Now I'm at the point where I'm willing to talk to the majority of women that I find interesting. This was a huge win for me personally because I struggled with it for a few years. I decided that if I was going to play I might as well play hard. Sometimes I fall flat on my face and sometimes it works like a charm.
If you're going to undertake a task its worth giving it your all. Otherwise you're just plodding along going nowhere. When it's all said and done you'll be much better off. Why show up just to yell "present" when the role is taken? Make your present known.

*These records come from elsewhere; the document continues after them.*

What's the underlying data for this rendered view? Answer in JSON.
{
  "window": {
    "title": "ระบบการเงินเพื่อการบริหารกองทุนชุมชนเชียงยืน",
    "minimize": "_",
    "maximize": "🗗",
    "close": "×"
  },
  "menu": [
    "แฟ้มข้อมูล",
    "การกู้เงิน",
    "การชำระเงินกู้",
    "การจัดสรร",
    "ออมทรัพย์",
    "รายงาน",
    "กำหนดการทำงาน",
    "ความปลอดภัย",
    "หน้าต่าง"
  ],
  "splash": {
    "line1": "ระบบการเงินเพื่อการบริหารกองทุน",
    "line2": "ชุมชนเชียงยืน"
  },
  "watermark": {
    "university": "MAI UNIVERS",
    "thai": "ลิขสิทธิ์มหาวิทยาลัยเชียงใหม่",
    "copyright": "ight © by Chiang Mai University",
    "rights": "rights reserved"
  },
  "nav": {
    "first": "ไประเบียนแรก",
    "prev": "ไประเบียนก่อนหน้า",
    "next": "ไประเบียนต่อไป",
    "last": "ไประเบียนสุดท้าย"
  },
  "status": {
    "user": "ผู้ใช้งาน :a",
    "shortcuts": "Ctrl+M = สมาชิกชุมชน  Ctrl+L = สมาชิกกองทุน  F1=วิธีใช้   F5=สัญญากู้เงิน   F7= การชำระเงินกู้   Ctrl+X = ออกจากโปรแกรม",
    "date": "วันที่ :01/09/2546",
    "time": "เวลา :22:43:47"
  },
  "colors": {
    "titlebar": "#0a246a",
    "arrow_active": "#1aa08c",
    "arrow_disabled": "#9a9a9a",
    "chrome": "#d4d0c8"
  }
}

Time Is Too Valuable To Spend It Losing
A friend of mine recently asked me why I always have to shoot for the top. Why do you have to push it to the limit? He mentioned 2 things specifically:
- My insane drive to lose weight (250 lbs down to 205)
- My intense dedication to speaking (~40 speeches in 17 months)
Up until he asked me I'd never really thought about it. I sat for a second and let the options run through my mind.
Then it hit me. I value my TIME too much to waste it not getting results (aka Losing).
Time is the one resource that is truly limited and out of our control. Once its gone you can't have it back. If you waste $50 you can always make it back. If you waste 50 years they are gone forever.
If you want to win you have to learn to place value on your time. Certain things just aren't worth it. Petty arguments, mild pain, spending 100% of your free time planted in front of a TV, and getting involved in things that really don't interest you are all a waste of your most valuable resource. Look at what you do and how much TIME you spend doing it.
In all likelihood, you'll be surprised at just how much time is spent doing absolutely nothing of value. Imagine if that time was spent on value added activity. Think you could win more then? Think you would be happier? Think you could have more of what you desire?
The formula to winning is right before our eyes
- Release your winning urges
- Play hard or not at all
- Value your time
It's really that simple and straightforward. Winners listen to their urge to win, give 100% in their efforts, and spend their time doing the things that matter.
If you're going to get in the game you might as well shoot for the championship.